De nuevo en la calle, los vendedores de libros también están sufriendo las dificultades económicas que ha provocado la -covid-19 en las economías de subsistencia de la mayoría de la población. «Hay muy poco movimiento. Como la gente no se desplaza como antes por los encierros y el trabajo en casa, hemos perdido a clientes que veíamos a diario», comenta un librero que combina en su puesto una mesa de libros bien ordenados y un expositor de ropa de segunda mano.

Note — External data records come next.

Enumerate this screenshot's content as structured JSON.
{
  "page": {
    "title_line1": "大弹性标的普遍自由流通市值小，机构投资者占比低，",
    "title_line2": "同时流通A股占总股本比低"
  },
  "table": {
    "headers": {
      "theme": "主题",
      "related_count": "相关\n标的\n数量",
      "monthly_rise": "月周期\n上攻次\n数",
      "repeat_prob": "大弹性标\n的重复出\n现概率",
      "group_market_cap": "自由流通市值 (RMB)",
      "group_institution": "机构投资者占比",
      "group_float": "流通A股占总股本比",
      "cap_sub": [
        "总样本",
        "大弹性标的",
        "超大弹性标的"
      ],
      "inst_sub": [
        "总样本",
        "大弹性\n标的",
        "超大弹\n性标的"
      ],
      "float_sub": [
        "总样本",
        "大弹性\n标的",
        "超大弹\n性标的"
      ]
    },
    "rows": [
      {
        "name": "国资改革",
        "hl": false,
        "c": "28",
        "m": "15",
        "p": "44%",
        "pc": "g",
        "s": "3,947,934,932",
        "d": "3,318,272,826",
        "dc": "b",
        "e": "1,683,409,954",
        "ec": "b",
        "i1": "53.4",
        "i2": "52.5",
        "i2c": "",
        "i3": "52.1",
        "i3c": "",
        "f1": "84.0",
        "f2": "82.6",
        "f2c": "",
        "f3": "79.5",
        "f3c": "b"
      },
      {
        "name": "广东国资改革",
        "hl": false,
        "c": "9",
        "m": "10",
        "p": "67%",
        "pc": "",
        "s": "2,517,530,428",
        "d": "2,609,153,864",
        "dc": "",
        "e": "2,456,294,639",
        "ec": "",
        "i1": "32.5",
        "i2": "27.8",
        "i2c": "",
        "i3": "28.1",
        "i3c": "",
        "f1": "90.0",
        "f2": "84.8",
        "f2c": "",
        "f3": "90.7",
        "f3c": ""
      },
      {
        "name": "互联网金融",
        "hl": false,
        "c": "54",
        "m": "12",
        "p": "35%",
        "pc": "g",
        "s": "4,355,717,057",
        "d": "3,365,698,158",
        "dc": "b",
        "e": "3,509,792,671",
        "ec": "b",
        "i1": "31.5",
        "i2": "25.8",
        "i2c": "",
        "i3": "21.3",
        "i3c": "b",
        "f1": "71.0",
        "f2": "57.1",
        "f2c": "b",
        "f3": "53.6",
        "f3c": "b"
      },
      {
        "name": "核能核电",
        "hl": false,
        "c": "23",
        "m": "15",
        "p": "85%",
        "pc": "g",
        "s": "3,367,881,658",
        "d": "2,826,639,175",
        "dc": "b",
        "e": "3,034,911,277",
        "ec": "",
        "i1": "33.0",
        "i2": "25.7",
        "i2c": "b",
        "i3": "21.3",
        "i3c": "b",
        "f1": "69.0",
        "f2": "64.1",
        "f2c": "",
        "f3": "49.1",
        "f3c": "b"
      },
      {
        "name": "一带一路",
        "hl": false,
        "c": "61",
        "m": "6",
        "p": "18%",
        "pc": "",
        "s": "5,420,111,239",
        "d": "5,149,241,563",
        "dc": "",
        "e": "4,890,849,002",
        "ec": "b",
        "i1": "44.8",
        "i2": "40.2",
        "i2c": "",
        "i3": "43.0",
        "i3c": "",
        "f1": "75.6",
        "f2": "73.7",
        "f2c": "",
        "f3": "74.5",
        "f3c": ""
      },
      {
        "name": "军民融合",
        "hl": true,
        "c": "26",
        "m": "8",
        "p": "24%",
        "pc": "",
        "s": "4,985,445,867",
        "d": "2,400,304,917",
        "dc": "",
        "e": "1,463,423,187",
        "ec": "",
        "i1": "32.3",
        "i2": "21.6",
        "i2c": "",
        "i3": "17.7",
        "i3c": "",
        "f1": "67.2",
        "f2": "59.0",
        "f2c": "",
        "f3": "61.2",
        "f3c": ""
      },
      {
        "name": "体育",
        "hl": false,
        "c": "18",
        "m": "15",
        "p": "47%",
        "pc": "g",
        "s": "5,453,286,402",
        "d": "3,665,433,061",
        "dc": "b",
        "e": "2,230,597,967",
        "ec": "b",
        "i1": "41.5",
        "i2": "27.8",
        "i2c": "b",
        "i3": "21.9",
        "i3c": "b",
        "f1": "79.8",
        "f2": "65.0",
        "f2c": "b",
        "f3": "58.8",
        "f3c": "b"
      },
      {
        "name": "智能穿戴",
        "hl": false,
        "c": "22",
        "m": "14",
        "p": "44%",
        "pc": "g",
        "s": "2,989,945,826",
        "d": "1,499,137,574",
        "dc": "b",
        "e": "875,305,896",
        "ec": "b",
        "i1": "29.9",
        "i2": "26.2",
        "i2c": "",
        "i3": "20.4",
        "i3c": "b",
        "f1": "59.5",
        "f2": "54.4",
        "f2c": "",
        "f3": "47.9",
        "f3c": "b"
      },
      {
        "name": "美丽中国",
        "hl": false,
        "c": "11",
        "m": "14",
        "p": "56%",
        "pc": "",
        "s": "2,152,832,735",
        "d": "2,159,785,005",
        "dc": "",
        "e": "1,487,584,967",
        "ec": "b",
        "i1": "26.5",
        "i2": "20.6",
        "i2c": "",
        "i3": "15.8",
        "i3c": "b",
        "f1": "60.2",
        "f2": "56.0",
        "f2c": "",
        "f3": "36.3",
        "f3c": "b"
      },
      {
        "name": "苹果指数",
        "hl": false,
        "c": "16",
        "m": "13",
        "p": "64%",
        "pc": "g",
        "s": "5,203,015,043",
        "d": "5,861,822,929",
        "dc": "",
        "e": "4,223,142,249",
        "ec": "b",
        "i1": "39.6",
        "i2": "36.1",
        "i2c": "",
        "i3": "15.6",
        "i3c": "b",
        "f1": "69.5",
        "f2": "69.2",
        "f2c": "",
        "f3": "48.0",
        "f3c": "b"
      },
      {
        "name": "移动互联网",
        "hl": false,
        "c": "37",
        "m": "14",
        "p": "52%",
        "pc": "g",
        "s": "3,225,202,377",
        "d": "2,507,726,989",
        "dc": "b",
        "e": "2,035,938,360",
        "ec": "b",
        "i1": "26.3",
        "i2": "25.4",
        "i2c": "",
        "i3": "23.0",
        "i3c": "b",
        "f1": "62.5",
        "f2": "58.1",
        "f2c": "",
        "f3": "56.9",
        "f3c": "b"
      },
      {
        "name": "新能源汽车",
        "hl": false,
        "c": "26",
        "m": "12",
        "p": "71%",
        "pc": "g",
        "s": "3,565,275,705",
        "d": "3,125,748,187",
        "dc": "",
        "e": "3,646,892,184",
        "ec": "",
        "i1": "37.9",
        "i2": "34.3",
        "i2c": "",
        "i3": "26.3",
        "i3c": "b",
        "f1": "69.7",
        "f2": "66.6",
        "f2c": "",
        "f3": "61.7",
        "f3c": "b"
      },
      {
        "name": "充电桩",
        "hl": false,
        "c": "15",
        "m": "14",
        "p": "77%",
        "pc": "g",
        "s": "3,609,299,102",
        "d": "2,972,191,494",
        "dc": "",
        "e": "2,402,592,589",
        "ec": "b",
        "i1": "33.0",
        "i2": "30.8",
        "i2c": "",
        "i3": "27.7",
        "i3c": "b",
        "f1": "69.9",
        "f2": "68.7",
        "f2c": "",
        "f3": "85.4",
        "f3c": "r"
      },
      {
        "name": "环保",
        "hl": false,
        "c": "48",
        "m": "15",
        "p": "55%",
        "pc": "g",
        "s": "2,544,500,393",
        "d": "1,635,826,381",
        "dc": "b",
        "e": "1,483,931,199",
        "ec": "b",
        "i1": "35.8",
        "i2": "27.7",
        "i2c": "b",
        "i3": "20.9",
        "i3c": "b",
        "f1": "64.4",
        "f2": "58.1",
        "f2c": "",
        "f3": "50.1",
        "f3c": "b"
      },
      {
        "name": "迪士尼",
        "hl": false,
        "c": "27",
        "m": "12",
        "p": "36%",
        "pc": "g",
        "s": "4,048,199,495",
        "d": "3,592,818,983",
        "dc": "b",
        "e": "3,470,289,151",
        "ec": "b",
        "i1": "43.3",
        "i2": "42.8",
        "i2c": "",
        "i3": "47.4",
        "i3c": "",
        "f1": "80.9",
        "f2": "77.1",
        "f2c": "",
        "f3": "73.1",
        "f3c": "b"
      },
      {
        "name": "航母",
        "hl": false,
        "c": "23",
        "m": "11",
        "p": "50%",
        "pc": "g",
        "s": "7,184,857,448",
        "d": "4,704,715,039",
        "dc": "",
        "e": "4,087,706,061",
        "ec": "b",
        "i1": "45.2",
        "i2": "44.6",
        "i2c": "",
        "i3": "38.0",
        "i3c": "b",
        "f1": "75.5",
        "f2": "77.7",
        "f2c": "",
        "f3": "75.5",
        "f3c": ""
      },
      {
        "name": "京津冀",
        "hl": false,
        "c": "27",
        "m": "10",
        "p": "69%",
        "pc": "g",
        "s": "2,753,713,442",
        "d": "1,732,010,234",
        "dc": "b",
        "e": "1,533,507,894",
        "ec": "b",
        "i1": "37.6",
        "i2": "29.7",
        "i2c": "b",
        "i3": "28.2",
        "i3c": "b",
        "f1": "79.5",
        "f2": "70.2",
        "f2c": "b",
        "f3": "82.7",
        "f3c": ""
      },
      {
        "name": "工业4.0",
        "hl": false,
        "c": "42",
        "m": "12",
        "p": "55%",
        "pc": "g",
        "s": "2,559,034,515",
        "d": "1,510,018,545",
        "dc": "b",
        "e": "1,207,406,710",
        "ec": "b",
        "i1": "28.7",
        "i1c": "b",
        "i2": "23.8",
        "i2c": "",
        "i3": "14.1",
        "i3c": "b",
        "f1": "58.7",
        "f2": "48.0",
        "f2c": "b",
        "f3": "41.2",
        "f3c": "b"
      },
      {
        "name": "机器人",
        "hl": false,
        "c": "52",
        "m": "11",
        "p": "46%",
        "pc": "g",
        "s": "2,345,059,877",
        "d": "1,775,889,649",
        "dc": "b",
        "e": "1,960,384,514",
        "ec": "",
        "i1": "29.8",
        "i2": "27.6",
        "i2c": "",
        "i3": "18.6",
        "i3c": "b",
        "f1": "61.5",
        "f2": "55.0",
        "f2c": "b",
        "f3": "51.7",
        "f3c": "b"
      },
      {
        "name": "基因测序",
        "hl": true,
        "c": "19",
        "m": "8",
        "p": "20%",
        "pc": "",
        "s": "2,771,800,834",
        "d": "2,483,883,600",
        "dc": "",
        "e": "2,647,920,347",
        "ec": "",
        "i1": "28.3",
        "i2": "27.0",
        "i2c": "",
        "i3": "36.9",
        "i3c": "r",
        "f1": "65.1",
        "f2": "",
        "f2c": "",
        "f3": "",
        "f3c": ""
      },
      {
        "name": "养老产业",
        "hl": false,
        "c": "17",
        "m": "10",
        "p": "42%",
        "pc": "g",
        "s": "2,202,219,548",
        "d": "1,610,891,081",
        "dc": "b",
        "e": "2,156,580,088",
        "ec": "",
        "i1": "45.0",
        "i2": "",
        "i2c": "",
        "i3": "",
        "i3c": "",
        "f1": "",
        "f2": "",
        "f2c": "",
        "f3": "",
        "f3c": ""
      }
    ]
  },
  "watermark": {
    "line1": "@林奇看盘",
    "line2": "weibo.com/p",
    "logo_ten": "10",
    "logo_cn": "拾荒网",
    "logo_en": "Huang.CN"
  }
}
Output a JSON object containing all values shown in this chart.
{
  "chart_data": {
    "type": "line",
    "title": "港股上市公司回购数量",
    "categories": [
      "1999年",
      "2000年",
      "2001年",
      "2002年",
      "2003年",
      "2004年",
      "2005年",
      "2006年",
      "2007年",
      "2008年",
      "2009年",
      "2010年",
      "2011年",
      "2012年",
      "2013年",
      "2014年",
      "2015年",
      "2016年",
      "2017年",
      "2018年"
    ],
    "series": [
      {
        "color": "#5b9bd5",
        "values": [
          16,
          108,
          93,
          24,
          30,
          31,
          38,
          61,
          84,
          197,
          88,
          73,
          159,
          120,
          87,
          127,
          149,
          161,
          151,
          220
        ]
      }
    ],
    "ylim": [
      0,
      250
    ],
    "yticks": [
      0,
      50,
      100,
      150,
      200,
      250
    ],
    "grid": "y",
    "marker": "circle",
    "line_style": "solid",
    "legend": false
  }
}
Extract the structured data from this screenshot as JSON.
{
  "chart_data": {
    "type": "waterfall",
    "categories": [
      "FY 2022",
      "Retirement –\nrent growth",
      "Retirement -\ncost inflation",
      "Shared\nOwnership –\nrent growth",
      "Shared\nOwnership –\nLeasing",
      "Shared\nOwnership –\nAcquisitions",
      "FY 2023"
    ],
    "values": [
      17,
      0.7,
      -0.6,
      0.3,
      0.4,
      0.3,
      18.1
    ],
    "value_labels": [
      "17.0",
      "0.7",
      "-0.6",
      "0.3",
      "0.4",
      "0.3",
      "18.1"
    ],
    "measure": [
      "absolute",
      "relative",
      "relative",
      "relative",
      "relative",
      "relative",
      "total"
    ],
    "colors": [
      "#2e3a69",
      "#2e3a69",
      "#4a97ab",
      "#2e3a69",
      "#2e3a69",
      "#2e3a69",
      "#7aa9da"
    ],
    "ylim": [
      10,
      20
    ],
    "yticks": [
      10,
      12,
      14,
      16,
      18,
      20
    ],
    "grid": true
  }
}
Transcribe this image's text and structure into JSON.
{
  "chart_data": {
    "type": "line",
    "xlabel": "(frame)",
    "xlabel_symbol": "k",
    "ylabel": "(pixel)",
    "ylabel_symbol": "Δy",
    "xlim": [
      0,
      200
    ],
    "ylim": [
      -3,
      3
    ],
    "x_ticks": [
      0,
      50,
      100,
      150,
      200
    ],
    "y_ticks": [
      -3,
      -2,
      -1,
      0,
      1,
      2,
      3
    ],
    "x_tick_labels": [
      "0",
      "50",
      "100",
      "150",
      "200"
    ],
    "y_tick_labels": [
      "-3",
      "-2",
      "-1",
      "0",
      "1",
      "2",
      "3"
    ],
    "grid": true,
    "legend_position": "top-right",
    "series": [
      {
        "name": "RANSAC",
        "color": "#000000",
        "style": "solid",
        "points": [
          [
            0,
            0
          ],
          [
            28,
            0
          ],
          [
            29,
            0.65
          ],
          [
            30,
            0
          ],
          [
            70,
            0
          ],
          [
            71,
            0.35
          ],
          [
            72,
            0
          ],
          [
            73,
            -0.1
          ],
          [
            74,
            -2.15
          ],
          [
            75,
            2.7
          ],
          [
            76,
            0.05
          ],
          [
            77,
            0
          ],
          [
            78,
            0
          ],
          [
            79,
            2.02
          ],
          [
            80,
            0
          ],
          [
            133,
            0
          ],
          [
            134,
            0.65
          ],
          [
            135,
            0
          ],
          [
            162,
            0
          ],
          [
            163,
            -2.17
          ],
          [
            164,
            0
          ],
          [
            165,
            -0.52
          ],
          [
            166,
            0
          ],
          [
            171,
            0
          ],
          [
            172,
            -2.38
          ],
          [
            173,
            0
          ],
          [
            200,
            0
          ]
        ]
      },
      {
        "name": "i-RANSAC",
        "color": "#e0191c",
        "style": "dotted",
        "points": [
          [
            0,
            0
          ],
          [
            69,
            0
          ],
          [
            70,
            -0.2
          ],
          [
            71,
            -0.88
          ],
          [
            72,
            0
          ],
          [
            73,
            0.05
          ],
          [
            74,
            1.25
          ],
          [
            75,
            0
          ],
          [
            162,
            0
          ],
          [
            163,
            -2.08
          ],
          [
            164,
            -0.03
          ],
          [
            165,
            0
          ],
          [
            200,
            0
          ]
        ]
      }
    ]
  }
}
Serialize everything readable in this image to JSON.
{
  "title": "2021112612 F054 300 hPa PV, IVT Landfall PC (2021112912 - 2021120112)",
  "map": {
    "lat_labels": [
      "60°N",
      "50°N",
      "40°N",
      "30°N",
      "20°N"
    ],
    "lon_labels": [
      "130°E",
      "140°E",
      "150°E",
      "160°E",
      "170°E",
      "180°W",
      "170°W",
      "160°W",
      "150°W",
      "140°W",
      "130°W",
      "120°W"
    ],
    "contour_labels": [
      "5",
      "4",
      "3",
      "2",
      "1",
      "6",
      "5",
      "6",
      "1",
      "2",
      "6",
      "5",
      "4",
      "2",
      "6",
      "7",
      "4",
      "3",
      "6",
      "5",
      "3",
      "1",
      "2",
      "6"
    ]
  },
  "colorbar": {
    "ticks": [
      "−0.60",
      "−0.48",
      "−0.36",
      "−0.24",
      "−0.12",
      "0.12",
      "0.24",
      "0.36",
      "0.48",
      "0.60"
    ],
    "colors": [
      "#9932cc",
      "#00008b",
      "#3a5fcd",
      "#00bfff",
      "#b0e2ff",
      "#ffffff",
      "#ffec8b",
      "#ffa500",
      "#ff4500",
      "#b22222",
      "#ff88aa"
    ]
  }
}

Pasamos por delante de la Biblio-teca Nacional, que contiene un millón y medio de libros, pero que estos días está cerrada por los desperfectos que provocaron las lluvias en el tejado. «Es un lugar espléndido y está abierto a todo el mundo para consultas, pero no se difunde lo suficiente todo lo que ofrece. Esta ciudad está llena de gente lista y creativa a la que le gusta leer», concluye Shea, quien defiende tender puentes para que editores y lectores puedan encontrarse en una ciudad dinámica como Johannesburgo. Para lograrlo, cree necesario ofrecer títulos en los idiomas nativos del país –lo que en Sudáfrica significa publicar en 11 idiomas oficiales–, o acercar los libros a las comunidades a través de librerías de barrio, o la creación de bibliotecas en las escuelas, cuyas estanterías llena el African Book Trust, iniciativa también de Shea, a partir de campañas de donaciones de libros que después son compartidos de forma gratuita.
De lo que no hay duda es de que el tráfico de libros en Johannesburgo es intenso y se adapta a las circunstancias de los lectores. Es habitual toparse con improvisados muestrarios de libros usados, siempre bien ordenados, en la acera, compartiendo espacio con la elevada mendicidad que registra la ciudad. La necesidad de la lectura está ahí, a pie de calle.